Her words also describe why I became a Humanist. I wanted my atheism to do something, to accomplish something, or to solve some problem. I answered the god question and then I said “Now, what…”.
That’s why I’m confused why Ed Buckner and Mandisa Thomas included Humanism in their idea that groups should focus on narrow issues and if it does then that doesn’t mean the group doesn’t care about the other issues. Humanism, by definition, means addressing all the issues we see in the world because we are all interconnected and you can’t completely disengage religion from those issues.
I do see some people complain if the issue they care the most about is seen not to be given proper attention. That’s why the secular movement seems to birth new groups on a regular basis, because people wanted to focus on an issue more than a current group. That is where I see resources and effort being stretched thin, not in dealing with the issues but in all the new groups that are created.

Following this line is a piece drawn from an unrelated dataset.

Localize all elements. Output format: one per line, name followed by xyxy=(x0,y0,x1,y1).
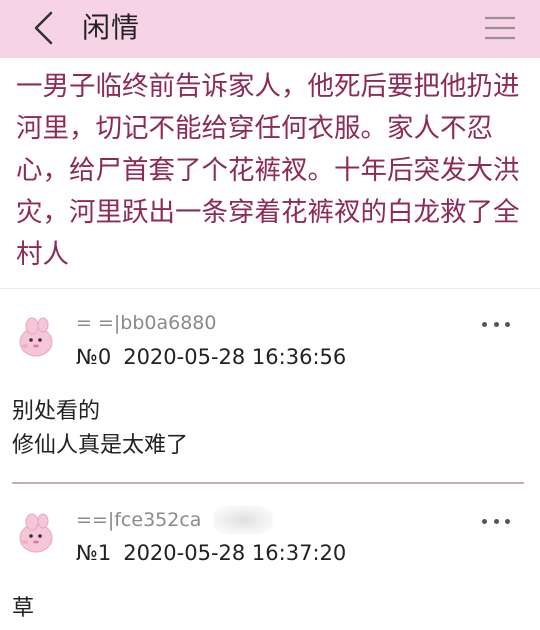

I don’t blame a group if my issue gets ignored or shifted aside unless it’s an issue that must be a priority like ending sexism, homophobia, harassment, and racism within our own groups.
How can we advocate against those issues to others if our own house isn’t in order?
Buckner and Thomas claim “atheist and humanist organizations have made crucial, important, meaningful strides in addressing and correcting the racism, sexism, and homophobia within our organizations and movements” but give zero examples of what has been done.
It also doesn’t look good coming from the Center of Inquiry, who just merged with the Richard Dawkins Foundation. Richard Dawkins has his own problems with sexism and harassment toward women that has yet to be resolved. It looks like CFI plans to look the other way, which is becoming a common occurrence when the problem people are the so-called leaders of the movement.
If you are an atheist and spending more than 50% or your time opposing religion then I don’t have a problem with that. But if you fail to use any of that other 50% to address other issues related to your atheism, like the incidents of racism, sexism, harassment, and homophobia within the movement, then we have a problem.
If you say you are a Humanist and seemed bothered having to deal with any issues beyond opposing religion then maybe you should just be an atheist instead.
Just remember that if you label yourself make sure you know what that label means in the grand scheme of things.
Humanism has and should have a broad purpose. The only limit should be how much time and effort you can spend addressing the issues we see in the world.